As empresas podem incentivar os governos nacionais a considerar reformas na política de imigração que ajudem a construir grupos de talentos de IA mais diversificados, especialmente nos sistemas universitários. As cidades da UE apresentam um caso crítico em questão. Em geral, a UE defasagens os EUA, Reino Unido e China no número de alunos de graduação STEM em relação à população; enquanto isso, uma grande proporção de seus titulares de pós-graduação STEM e PhDs da UE procuram emprego em outros lugares. Em geral, o mercado de trabalho da UE atrai uma parcela relativamente pequena de talentos internacionais de IA. A UE tem um conjunto adicional de desafios quando se trata de professores: As principais instituições acadêmicas para talentos em IA estão sofrendo com a escassez de professores. Em Alemanha, por exemplo, um professor STEM aconselha 90-100 alunos em média. Maior aceitação de migrantes pode ajudar a aumentar a capacidade e os resultados de IA da UE.

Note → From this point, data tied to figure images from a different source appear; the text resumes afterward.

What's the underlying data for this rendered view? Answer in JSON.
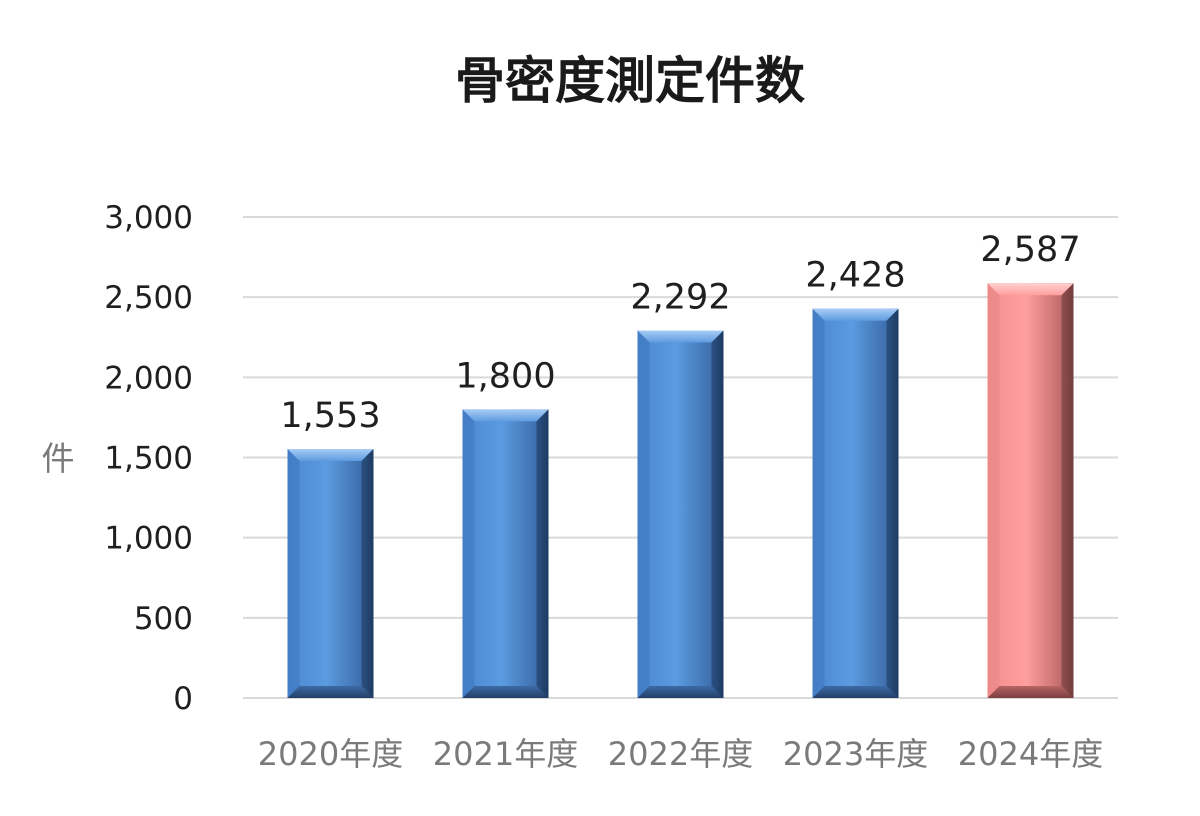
{
  "chart_data": {
    "type": "bar",
    "title": "骨密度測定件数",
    "xlabel": "",
    "ylabel": "件",
    "categories": [
      "2020年度",
      "2021年度",
      "2022年度",
      "2023年度",
      "2024年度"
    ],
    "values": [
      1553,
      1800,
      2292,
      2428,
      2587
    ],
    "value_labels": [
      "1,553",
      "1,800",
      "2,292",
      "2,428",
      "2,587"
    ],
    "ylim": [
      0,
      3000
    ],
    "yticks": [
      0,
      500,
      1000,
      1500,
      2000,
      2500,
      3000
    ],
    "ytick_labels": [
      "0",
      "500",
      "1,000",
      "1,500",
      "2,000",
      "2,500",
      "3,000"
    ],
    "grid": true,
    "legend": "none",
    "colors": {
      "default_bar": "#5b9bd5",
      "highlight_bar": "#ff9999",
      "highlight_category": "2024年度"
    }
  }
}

As empresas podem colaborar com os governos municipais locais para criar centros vibrantes atraentes para uma força de trabalho de tecnologia. Uma faceta importante de uma estratégia robusta de talentos é ir além do recrutamento, investindo na retenção dos melhores recrutas. Investimentos de empresas e governos para construir instituições cívicas de apoio, amenidades urbanas, incentivos e a marca de uma cidade podem ajudar muito na construção da lealdade. Essas colaborações público-privadas também poderiam complementar as campanhas públicas de um prefeito e do governo municipal para atrair investimentos, trabalhadores de alta renda e empregos. Embora esses investimentos sejam particularmente atraentes para empresas que estabelecem escritórios nas cidades, com trabalho remoto, também é possível que as cidades se tornem ímãs para funcionários que trabalham para uma empresa sediada em outro lugar.

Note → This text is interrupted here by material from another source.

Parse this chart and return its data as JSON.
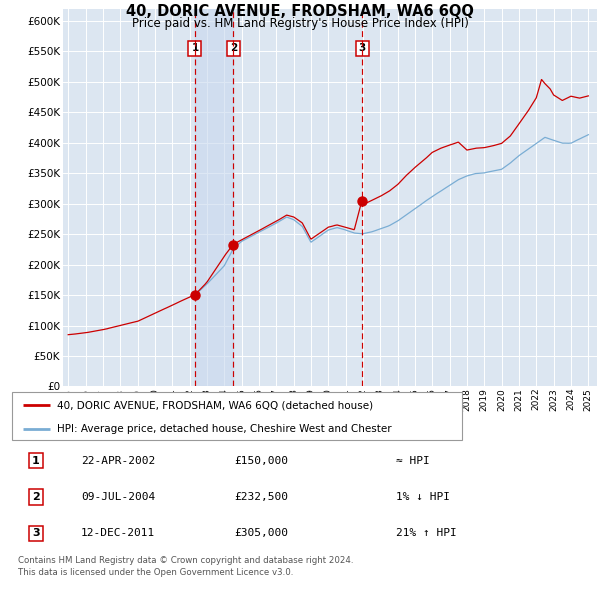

Para que uma tecnologia de uso geral, como a IA, seja bem-sucedida, ela deve adotar aplicativos, dados e, o mais importante, talentos de vários contextos e fontes. Atualmente, há uma escassez de talentos de IA e as empresas precisam pensar amplamente sobre onde recrutar talentos de IA. Adoção da IA da O’Reilly em 2021 na empresa notícias que a escassez de trabalhadores qualificados em IA e a dificuldade em contratar estão no topo da lista de desafios de IA, enquanto o três habilidades mais procuradas no Monster.com estão relacionados à IA.

Não há dúvida de que as empresas devem estender suas pesquisas além das cidades “usuais” – os centros tecnológicos clássicos – para recrutar. Há boas notícias: a busca por talentos em IA também é um conto de 50 cidades e possivelmente até mais. Os pontos de acesso mencionados aqui se beneficiam da promoção de suas cidades à medida que a indústria de IA se amplia. Mas todos nós, como consumidores de produtos de IA e serviços habilitados, também nos beneficiamos de uma tecnologia que se baseia em uma variedade de fontes para produzir novas aplicações tecnológicas livres de preconceitos, proteger as liberdades e trabalhar para todos, em qualquer lugar.

Os autores são gratos a Paul Trueman da Mastercard e Joy Zhang na The Fletcher School da Tufts University.


  • Bhaskar Chakravorti is the Dean of Global Business at The Fletcher School at Tufts University and founding Executive Director of Fletcher’s Institute for Business in the Global Context. He is the author of The Slow Pace of Fast Change.

  • Ajay Bhalla is the President of Cyber & Intelligence (C&I) Solutions for Mastercard. He also sits on the company’s Management Committee and is a Senior Fellow at The Fletcher School’s Council on Emerging Market Enterprises.

  • Ravi Shankar Chaturvedi is the Director of Research, Doctoral Research Fellow for Innovation and Change, and a Lecturer in International Business at Fletcher’s Institute for Business in the Global Context at Tufts University.

  • CF
    Christina Filipovic is the Assistant Research Manager at Digital Planet, The Fletcher School at Tufts University.